RESPONSE: The Company has revised the Initial 8-K in response to the Staff’s comments to identify the third party valuation firm as Global View Advisors. The Company inadvertently failed to mention its reliance on Global View Advisors in the affected periodic reports, but hereby agrees that it will disclose the name of all such third-party experts on which it relies in all future periodic reports.
3. Please tell us whether you have reconsidered, in accordance with Item 307 of Regulation S-B, the adequacy of your disclosures and assertions regarding your disclosure controls and procedures for each of the periods ended September 30, 2006, December 31, 2007, March 31, 2007, June 30, 2007, and September 30, 2007.

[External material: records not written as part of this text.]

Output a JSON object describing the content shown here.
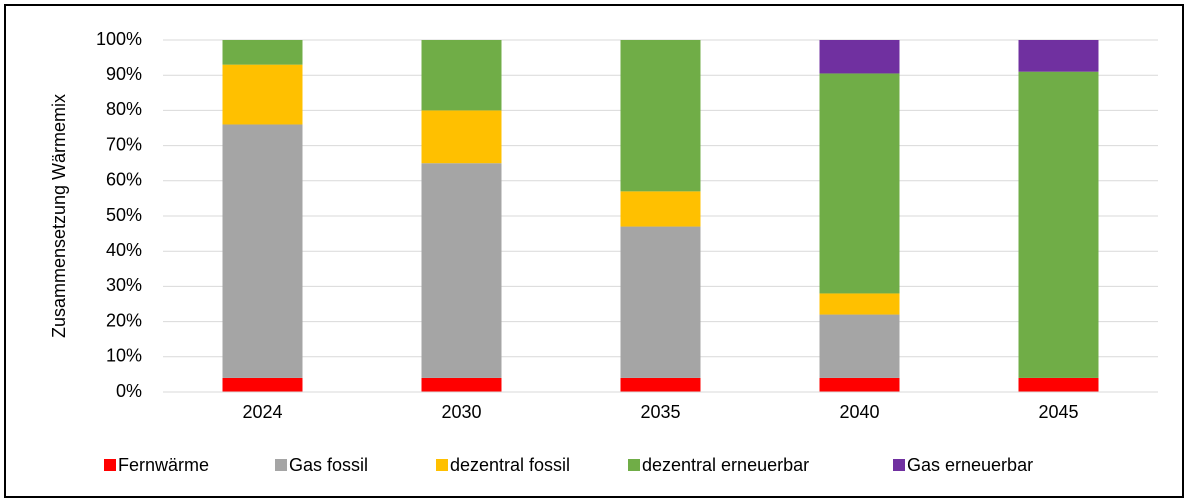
{
  "chart_data": {
    "type": "stacked_bar",
    "y_label": "Zusammensetzung Wärmemix",
    "categories": [
      "2024",
      "2030",
      "2035",
      "2040",
      "2045"
    ],
    "series": [
      {
        "name": "Fernwärme",
        "color": "#ff0000",
        "values": [
          4,
          4,
          4,
          4,
          4
        ]
      },
      {
        "name": "Gas fossil",
        "color": "#a5a5a5",
        "values": [
          72,
          61,
          43,
          18,
          0
        ]
      },
      {
        "name": "dezentral fossil",
        "color": "#ffc000",
        "values": [
          17,
          15,
          10,
          6,
          0
        ]
      },
      {
        "name": "dezentral erneuerbar",
        "color": "#70ad47",
        "values": [
          7,
          20,
          43,
          62.5,
          87
        ]
      },
      {
        "name": "Gas erneuerbar",
        "color": "#7030a0",
        "values": [
          0,
          0,
          0,
          9.5,
          9
        ]
      }
    ],
    "ylim": [
      0,
      100
    ],
    "yticks": [
      {
        "value": 0,
        "label": "0%"
      },
      {
        "value": 10,
        "label": "10%"
      },
      {
        "value": 20,
        "label": "20%"
      },
      {
        "value": 30,
        "label": "30%"
      },
      {
        "value": 40,
        "label": "40%"
      },
      {
        "value": 50,
        "label": "50%"
      },
      {
        "value": 60,
        "label": "60%"
      },
      {
        "value": 70,
        "label": "70%"
      },
      {
        "value": 80,
        "label": "80%"
      },
      {
        "value": 90,
        "label": "90%"
      },
      {
        "value": 100,
        "label": "100%"
      }
    ],
    "grid": true,
    "legend": "bottom"
  }
}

RESPONSE: In the Company’s Quarterly Report for the period ended September 30, 2006, such period being the period during which the accounting error occurred, the Company’s principal executive officer had concluded that the Company’s disclosure controls and procedures were not effective to provide reasonable assurance that information required to be disclosed by the Company in the reports it files or submits under the Exchange Act would be recorded, processed, summarized and reported within the time periods specified in the SEC’s rules and forms. Following the filing of such Quarterly Report, the certifying officers of the Company believed that the Company had implemented effective disclosure controls and procedures, and therefore disclosed in its subsequent periodic reports that the Company’s disclosure controls and procedures were effective. However, the Company’s certifying officer has reconsidered the adequacy of the Company’s disclosure controls and procedures for the periods ended March 31, 2007, June 30, 2007, and September 30, 2007 in light of the financial accounting error identified and described herein. To that end, the Company anticipates amending the disclosure in Item 3 of Part I of its Quarterly Report for each of the periods ended March 31, 2007, June 30, 2007, and September 30, 2007, and Item 8A of Part II its Annual Report on Form 10-KSB for the period ended December 31, 2006.
In connection with the foregoing responses, we have been authorized by the Company to inform you that the Company acknowledges the following:
· The Company is responsible for the adequacy and accuracy of the disclosure in its filings;
· Staff comments or changes to disclosure in response to staff comments do not foreclose the Commission from taking action with respect to a filing; and
· The Company may not assert staff comments as a defense in any proceeding initiated by the Commission or any person under the federal securities laws of the United States.
We hope that the foregoing responses adequately address your comments. Please do not hesitate to contact us with any questions you may have.
| Sincerely, |
| |
| /s/ Christopher E. Howard |
| Christopher E. Howard |
cc: Mr. William M. Caldwell, IV, Advanced Cell Technology, Inc.